Housing is diverse: comfortable private rooms in dormitory-style buildings; rooms in family-style houses; groups of individual cottages; hermitages – small individual cabins usually in secluded settings. Comfort runs the gamut from all modern amenities to no plumbing or electricity with shared bathrooms and showers. Settings are forest, lakeshore, river, farm and urban. A few offer campsites.
Meals vary from food baskets to full meals in a dining hall, sometimes with staff and facility personnel; some have kitchens where you can cook your own food.

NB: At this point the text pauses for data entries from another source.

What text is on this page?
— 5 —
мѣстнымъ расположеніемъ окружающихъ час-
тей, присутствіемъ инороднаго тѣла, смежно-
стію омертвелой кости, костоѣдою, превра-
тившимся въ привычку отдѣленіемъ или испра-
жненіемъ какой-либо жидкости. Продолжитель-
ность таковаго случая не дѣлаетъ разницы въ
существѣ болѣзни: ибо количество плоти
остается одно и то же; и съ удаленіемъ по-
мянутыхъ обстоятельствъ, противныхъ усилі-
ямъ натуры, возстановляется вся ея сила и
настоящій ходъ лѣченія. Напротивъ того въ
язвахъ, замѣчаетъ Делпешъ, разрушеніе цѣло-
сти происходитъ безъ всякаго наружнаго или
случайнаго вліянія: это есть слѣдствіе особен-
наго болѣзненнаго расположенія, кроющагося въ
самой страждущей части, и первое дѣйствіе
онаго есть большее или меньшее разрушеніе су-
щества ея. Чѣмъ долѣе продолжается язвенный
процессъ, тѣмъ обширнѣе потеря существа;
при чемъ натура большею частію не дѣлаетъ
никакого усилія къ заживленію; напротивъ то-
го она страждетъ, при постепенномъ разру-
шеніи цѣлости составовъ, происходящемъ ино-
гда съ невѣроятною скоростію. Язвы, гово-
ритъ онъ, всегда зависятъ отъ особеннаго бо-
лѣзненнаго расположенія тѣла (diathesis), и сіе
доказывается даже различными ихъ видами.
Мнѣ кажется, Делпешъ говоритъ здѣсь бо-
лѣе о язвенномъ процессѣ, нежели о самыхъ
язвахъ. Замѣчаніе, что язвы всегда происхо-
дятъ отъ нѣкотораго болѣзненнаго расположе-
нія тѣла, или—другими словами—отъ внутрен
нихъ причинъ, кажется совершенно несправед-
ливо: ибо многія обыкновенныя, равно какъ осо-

Fees range from $50/day to $100 or more and may or may not include meals. For our purposes, a good starting point is Spiritual and Healing Retreats Directory (www.RetreatFinder.com). It lists facilities all over the world with basic overview information; check individual websites for thorough and current details. While many are affiliated with a monastic order or church, participation is typically “open to all.” Many seem tailor-made for our purposes and are worthy of consideration whatever your spiritual inclination.
An exhaustive list is not feasible here, however, a few of note are:
Pacem in Terris, a Franciscan spirituality center near Isanti, Minnesota, offers 16 hermitages that allow one to enter “into the freedom of a desert-like environment… free from the fast-paced…life” making it “possible to truly listen to one’s inner voice.”
Shire in the Woods, set in the Solana State Forest near McGrath, MN, has seven lodges from single/two-person cabins to a three-bedroom house suitable for a large group.
A Room of One’s Own in Lutsen on Lake Superior’s North Shore offers a “personal retreat center…to disconnect from the busy world and reconnect with yourself.”
Gampo Abbey in Cape Breton, Nova Scotia, home of Buddhist nun Pema Chodron, offers a six-week stay for those who want a deeper retreat experience.
Wellsprings Farm (formerly Clare’s Well) near Annandale, Minnesota, is under new ownership and will accept inquiries later this summer.
Christine Center near Willard, Wisconsin, promises a woodland sanctuary for personal retreats, guided retreat programs and private groups.
Once we signal our intent, the universe has a way of giving us the help we need. Results will ebb and flow, but we are patient and committed to the ongoing journey. Henry David Thoreau said: “We must learn to reawaken and to keep ourselves awake, not by mechanical aids, but by an infinite expectation of the dawn.”
Dawn – fresh and quiet: a perfect time to make friends with Silence, feel the presence of Nothing.